Holbrook, Jarita. 2023. "Visualizing Astrophysicists’ Careers." In 4S Paraconference X EiJ: Building a Global Record, curated by Misria Shaik Ali, Kim Fortun, Phillip Baum and Prerna Srigyan. Annual Meeting of the Society of Social Studies of Science. Honolulu, Hawai'i, Nov 8-11

Archiving for everybody?

ATroitzsch

For me it seems like the Internet Archive gives the possibility to participate to everybody - so if you think this webpage should be archived, you can just do it by yourself, everybody who has a free account on the internet archive, can add something to the archive - but besides this, they are having a lot of partnerships with libraries and other institutions to be always behind important web pages that should be archived.  

Frozing time

ATroitzsch

The most interesting part of this archive (which helped me to find information about the chemical accident that happened 1993 in Höchst AG) was the wayback machine: The “internet archived” saves a very huge amount of webpages (475 billion web pages) in different moments in time, so that even if information are not available on websites anymore or the websites/ companies do not exist anymore, in the archive they can still be found.
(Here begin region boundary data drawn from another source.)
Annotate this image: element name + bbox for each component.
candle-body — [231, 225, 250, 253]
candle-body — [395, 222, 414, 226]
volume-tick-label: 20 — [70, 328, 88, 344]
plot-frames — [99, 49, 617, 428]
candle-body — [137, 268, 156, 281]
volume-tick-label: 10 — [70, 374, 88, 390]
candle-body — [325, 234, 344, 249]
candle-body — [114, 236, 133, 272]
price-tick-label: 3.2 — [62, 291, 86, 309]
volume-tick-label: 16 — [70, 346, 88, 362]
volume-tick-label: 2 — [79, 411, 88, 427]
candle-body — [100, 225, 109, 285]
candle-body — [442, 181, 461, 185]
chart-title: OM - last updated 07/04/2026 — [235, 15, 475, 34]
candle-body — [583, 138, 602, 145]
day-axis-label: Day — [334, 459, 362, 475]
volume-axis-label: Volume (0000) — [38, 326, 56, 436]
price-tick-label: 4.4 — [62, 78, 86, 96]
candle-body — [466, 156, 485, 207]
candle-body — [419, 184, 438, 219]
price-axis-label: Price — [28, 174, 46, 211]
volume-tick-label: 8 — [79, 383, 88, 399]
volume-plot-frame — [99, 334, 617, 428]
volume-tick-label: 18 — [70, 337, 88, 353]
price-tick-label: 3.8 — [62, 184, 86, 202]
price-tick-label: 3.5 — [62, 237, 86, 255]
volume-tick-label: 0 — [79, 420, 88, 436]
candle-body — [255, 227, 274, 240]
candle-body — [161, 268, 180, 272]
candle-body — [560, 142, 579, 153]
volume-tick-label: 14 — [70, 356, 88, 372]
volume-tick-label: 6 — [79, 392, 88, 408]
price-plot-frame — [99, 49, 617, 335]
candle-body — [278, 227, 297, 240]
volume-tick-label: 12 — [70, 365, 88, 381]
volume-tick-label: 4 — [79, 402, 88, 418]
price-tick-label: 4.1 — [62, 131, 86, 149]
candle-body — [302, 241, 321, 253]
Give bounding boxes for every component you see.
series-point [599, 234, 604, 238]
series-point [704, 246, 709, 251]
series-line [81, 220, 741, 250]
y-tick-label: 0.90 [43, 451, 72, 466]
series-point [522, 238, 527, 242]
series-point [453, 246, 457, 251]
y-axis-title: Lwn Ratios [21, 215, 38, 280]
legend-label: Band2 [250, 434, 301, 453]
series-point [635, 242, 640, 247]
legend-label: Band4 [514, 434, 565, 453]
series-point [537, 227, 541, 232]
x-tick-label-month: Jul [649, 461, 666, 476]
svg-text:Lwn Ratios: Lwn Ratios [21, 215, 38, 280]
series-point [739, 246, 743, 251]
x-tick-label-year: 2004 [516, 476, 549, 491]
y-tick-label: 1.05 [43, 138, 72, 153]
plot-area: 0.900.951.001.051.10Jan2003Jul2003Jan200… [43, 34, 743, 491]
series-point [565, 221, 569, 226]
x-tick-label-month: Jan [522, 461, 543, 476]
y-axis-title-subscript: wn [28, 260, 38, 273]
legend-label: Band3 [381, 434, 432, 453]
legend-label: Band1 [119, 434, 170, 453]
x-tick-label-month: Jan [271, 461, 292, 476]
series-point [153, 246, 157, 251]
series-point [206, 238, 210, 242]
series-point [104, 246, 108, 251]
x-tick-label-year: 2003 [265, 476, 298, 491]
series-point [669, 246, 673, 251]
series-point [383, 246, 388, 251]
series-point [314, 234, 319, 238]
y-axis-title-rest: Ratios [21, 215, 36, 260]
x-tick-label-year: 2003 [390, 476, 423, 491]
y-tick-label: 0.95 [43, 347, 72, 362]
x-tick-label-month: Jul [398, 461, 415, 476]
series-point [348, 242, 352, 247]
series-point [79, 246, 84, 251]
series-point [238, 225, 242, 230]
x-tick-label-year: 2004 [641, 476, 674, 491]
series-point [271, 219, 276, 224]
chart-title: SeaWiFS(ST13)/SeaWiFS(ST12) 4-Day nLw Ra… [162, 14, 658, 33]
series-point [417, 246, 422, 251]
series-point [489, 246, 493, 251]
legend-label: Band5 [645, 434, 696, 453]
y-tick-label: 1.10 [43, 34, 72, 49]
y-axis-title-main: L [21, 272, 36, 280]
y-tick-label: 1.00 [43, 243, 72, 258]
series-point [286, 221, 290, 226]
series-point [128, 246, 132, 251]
Extending the idea of “archiving the internet itself” from 1996, the “internet archive” also started to build up a library, where books, audios and videos which are running on free licenses can be found.

Archiving digital text-data

ATroitzsch

It is not designed to remember data related to a certain topic, but more generally an archive where especially websites of different institutions, NGOs, companies etc. are saved (“Wayback Machine”). It is strongly related to a question of archiving digital text-data, for example websites.